Someone asked me once, "Didn't you have a mirror in your life? Someone who would reflect back to you exactly how gifted and smart and beautiful you were? Someone who really saw you?" I couldn't think of anyone. My teachers knew my mom, and though I was a gold star student, I craved so much attention that I was probably off-putting in that desperate way. When I started going to public middle school, my bus driver was really sweet to me. In high school, I idolized my Spanish teacher, who ended up thoroughly disappointing me in a myriad of ways. For a time, though, I had someone who I thought valued me for who I was. That got me through a lot of years, despite how it ended.
I see my past clearly these days. I no longer have any contact with my parents. After decades of continuing to blame me for, well, everything, despite my success, despite my siblings' dependence and underachievement, despite any clues to the contrary, I finally gave up. I said, I am done. You have no idea who I am. I was shaking when I mailed the letter, but I wrote it, mailed it, and cried for a while. The letter was specifically for my mom, and my dad contacted me a few weeks later. Hopeful, I decided to have lunch with him. He made it clear during lunch that I was required to fall back into line and take care of my mother, who was crying every night.
I'm familiar with that crying she was doing. It says, "Comfort me! Make me feel better! Fix things for me! You have made me feel bad, so now it's your job to make me feel better! Come, prostrate yourself before me, and everything will go back to the way it was before, as long as you apologize for making me feel bad, and promise to never do it again, ever. Because my feelings are your responsibility, not mine. You are behaving badly, not me. I am long-suffering and so sad and that is your fault."
Because it's all about her. My dad asked me zero questions that day. He didn't ask me how I was doing, how my husband was, or even (logically) why I wrote the letter. He didn't want to know. He just knew that I had made his life harder by cutting contact with my mom, and he wanted it fixed, now. I walked away from that meal knowing that I had never had a mother or a father, just two people who wanted their every whim fulfilled by people they had abused into believing they could never be treated better.

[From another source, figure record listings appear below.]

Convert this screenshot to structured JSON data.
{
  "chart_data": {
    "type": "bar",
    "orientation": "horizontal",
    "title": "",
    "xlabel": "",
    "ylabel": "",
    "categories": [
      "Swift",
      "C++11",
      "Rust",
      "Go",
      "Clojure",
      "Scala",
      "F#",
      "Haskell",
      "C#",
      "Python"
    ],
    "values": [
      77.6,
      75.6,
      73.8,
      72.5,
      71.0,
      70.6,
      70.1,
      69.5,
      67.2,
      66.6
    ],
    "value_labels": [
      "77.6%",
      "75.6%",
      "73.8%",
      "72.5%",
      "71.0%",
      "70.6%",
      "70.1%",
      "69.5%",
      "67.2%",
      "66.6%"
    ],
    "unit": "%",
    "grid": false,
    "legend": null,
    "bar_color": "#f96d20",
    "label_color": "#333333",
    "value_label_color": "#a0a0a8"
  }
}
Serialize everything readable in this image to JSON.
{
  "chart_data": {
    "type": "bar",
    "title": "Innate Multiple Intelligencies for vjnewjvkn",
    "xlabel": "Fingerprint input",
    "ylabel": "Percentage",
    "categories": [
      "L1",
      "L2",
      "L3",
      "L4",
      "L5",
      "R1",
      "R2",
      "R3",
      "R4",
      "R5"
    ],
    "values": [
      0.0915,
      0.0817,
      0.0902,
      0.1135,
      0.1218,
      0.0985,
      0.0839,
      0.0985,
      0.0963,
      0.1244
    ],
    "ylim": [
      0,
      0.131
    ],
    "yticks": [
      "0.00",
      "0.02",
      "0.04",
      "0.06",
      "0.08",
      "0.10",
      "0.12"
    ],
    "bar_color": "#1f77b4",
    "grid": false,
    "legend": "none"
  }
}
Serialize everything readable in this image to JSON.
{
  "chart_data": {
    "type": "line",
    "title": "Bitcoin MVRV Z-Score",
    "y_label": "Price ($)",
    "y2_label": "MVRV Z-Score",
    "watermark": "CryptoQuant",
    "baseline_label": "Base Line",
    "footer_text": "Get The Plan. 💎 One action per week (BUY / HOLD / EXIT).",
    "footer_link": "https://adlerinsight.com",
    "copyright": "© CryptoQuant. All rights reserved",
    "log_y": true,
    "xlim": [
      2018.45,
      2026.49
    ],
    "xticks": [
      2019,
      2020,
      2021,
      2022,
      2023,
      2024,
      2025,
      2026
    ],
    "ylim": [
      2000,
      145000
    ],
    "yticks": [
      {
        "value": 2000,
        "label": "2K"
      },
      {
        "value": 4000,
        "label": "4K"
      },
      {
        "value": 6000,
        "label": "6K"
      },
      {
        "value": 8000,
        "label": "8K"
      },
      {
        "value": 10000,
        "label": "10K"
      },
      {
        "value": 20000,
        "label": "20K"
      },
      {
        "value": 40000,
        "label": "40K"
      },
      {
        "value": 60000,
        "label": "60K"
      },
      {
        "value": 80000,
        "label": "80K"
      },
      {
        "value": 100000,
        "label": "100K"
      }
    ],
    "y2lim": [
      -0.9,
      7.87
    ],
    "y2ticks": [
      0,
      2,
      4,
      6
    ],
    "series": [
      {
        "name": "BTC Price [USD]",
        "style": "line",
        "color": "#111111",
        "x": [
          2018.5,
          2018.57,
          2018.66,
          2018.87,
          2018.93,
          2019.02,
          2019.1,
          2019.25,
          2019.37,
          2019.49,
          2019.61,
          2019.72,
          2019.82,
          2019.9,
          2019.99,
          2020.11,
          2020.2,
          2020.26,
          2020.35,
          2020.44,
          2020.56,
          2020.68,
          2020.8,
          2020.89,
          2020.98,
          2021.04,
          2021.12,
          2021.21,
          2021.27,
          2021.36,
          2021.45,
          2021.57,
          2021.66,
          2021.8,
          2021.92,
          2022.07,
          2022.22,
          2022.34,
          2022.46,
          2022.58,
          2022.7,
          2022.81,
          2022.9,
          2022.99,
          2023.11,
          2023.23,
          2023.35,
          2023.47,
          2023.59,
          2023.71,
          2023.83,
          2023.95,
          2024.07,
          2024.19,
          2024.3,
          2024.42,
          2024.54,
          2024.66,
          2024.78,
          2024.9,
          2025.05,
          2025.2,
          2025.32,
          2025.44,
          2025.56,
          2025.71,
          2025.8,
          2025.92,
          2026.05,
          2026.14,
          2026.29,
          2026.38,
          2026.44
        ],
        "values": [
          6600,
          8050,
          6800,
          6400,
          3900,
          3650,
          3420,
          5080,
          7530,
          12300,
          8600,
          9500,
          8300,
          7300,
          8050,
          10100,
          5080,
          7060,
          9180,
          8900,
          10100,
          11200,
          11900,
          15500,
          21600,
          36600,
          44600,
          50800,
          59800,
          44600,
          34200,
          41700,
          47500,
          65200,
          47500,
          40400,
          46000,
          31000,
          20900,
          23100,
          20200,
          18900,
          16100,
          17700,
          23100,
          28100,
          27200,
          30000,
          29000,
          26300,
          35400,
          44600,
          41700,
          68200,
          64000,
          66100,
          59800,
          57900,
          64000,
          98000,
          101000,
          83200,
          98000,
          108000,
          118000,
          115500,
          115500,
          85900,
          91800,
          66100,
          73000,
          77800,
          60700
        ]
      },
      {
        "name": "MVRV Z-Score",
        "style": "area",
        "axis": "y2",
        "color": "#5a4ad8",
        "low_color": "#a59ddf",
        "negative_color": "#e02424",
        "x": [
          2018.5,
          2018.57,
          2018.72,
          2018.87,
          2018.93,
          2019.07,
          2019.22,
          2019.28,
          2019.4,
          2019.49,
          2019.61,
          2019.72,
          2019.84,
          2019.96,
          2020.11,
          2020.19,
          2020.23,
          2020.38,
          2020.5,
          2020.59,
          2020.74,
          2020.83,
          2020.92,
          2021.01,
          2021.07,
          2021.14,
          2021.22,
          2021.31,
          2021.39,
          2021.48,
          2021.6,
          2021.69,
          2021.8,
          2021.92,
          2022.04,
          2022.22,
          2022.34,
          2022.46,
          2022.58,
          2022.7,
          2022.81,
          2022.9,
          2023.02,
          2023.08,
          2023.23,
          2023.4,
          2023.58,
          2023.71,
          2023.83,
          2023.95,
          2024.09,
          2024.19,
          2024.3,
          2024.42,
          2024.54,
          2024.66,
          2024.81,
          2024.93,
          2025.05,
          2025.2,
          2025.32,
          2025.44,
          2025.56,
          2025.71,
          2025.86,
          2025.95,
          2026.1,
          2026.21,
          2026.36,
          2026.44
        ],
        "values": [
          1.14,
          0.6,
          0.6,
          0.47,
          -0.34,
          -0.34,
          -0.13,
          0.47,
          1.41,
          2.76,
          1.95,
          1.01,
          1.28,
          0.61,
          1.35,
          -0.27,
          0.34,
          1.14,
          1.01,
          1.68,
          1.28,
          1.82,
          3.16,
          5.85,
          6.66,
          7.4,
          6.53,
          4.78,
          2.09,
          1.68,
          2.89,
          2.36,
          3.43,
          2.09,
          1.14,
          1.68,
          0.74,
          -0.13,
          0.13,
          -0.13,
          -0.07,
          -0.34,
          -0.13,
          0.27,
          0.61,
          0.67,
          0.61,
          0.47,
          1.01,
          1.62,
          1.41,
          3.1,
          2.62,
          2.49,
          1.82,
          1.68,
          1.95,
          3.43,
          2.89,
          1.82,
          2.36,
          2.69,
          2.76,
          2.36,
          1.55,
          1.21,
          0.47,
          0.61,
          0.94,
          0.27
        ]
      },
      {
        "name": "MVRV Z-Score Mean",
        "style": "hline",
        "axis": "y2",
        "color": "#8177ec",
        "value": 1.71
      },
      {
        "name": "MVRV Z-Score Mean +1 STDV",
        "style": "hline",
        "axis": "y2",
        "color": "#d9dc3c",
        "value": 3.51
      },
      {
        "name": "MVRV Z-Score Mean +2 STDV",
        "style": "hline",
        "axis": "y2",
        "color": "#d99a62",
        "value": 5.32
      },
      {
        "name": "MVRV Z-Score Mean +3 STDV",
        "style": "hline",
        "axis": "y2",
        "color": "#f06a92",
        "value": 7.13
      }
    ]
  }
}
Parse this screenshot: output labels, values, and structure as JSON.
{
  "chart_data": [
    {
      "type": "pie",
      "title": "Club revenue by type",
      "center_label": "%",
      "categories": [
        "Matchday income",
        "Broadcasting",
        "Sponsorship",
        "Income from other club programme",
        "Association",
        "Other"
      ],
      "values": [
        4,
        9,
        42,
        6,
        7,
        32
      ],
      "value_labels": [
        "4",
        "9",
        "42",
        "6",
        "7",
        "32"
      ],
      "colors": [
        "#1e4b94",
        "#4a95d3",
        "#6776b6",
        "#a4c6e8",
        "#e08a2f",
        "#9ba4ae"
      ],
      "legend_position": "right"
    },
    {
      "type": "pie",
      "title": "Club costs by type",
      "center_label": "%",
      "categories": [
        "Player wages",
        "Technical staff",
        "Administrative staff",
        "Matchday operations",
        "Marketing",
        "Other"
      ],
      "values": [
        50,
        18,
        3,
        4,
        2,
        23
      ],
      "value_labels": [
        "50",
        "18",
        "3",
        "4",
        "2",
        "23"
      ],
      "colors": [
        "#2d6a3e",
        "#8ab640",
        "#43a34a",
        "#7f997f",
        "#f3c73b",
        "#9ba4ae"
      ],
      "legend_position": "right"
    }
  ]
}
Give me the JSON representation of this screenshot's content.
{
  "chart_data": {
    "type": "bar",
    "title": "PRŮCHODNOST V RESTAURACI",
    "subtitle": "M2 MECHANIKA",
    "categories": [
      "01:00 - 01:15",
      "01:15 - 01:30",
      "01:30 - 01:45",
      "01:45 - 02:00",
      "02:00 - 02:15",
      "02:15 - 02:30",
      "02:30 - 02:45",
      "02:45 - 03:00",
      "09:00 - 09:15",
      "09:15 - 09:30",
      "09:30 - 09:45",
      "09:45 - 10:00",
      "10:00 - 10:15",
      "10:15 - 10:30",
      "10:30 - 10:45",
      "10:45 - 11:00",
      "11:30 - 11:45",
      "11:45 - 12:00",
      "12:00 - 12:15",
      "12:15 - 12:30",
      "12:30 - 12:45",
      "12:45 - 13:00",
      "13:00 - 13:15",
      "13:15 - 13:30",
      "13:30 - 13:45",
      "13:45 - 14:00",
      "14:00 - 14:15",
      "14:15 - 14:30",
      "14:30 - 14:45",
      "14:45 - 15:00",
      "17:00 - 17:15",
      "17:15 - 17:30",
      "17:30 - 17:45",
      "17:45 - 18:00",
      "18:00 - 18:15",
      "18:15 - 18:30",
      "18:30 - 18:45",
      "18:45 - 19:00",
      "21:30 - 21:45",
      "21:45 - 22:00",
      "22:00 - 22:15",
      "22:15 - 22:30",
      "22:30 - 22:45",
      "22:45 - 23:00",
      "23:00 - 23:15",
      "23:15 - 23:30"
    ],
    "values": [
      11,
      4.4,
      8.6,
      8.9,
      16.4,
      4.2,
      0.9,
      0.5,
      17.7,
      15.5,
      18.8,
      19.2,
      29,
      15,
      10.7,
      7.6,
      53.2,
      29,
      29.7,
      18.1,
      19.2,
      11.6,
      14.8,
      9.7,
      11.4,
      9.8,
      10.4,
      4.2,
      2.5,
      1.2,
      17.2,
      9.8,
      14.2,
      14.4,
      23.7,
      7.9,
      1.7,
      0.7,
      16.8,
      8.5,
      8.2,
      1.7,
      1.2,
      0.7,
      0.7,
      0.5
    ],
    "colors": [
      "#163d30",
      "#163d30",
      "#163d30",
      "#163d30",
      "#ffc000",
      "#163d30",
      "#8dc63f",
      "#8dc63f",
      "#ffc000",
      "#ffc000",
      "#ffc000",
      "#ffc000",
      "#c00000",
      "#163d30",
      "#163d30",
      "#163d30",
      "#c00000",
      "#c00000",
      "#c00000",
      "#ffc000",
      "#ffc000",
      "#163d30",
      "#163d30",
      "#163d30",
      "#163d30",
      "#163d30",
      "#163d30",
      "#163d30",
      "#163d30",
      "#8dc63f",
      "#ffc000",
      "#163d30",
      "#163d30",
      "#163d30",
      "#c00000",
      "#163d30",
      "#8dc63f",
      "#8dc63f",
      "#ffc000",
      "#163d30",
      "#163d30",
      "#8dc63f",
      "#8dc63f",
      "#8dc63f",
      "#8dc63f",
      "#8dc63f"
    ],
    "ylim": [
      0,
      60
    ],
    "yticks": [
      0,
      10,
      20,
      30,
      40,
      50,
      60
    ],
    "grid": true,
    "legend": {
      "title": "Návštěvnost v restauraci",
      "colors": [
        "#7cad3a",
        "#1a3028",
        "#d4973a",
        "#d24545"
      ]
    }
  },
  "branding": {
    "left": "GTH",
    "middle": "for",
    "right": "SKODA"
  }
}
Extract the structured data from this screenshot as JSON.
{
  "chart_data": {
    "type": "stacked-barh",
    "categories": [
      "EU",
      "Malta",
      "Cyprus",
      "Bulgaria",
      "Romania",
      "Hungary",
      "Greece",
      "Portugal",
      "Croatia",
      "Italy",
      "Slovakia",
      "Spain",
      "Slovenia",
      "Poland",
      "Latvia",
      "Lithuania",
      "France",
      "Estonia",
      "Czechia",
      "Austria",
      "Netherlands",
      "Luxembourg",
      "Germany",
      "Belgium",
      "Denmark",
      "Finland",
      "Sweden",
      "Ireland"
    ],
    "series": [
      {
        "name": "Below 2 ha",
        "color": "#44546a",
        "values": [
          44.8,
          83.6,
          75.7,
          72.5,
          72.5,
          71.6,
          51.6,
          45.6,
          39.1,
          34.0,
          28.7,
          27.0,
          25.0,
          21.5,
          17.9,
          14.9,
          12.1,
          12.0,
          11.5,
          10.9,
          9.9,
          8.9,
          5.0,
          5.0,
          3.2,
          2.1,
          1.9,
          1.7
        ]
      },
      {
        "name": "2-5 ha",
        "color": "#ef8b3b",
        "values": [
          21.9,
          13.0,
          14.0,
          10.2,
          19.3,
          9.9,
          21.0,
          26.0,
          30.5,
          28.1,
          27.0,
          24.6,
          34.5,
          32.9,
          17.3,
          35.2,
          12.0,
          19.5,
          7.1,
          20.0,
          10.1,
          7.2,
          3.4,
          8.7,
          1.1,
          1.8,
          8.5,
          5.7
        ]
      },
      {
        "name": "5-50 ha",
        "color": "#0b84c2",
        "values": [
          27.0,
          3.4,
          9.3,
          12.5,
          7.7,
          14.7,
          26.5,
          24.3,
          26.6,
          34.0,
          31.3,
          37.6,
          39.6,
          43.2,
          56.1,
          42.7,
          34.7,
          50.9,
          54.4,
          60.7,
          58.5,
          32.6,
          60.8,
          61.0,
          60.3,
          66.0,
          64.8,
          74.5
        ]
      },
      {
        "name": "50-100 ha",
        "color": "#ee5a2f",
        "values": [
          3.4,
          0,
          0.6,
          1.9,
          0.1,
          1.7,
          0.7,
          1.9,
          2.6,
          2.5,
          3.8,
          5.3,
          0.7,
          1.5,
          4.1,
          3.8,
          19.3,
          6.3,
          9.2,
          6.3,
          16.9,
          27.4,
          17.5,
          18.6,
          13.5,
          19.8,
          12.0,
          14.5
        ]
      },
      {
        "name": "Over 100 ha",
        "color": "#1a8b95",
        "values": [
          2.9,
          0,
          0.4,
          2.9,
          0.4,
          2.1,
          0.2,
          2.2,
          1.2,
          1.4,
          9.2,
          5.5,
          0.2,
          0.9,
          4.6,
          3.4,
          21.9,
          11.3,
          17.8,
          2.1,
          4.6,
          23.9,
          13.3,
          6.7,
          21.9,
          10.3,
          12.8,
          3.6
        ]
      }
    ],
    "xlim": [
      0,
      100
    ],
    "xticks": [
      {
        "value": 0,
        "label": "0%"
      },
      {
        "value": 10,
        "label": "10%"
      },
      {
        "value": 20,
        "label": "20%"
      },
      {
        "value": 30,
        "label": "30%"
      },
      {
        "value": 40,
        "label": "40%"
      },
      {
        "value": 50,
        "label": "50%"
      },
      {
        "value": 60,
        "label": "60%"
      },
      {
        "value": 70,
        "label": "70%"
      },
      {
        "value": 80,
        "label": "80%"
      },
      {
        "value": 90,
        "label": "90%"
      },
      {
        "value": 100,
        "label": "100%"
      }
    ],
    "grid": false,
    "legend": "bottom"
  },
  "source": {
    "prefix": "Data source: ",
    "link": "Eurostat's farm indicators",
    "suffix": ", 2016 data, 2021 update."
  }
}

These days, I work on myself, piece by piece. I know who I am. I know who I want to be. I also know exactly what it's like to grow up in a household where reality doesn't exist. On my last visit to my parents' house, I was alone for an hour or so. I walked through the rooms, just feeling all the pain and anguish and anger that lives there. It wouldn't be so bad if the family portraits of smiling faces weren't staring back at me from their spots on the walls. I remember what it was like being 10, 12, 15 years old there. I remember having to smile and pretend it wasn't like that.
The floors are crooked in that house. The foundation is partly wood, and it's been sinking since forever. For thirty years, that was my childhood home, my password when they asked What Street Did You Grow Up On? I remember every inch of the place, hiding places, nooks and crannies, secrets in every room. I will never go back.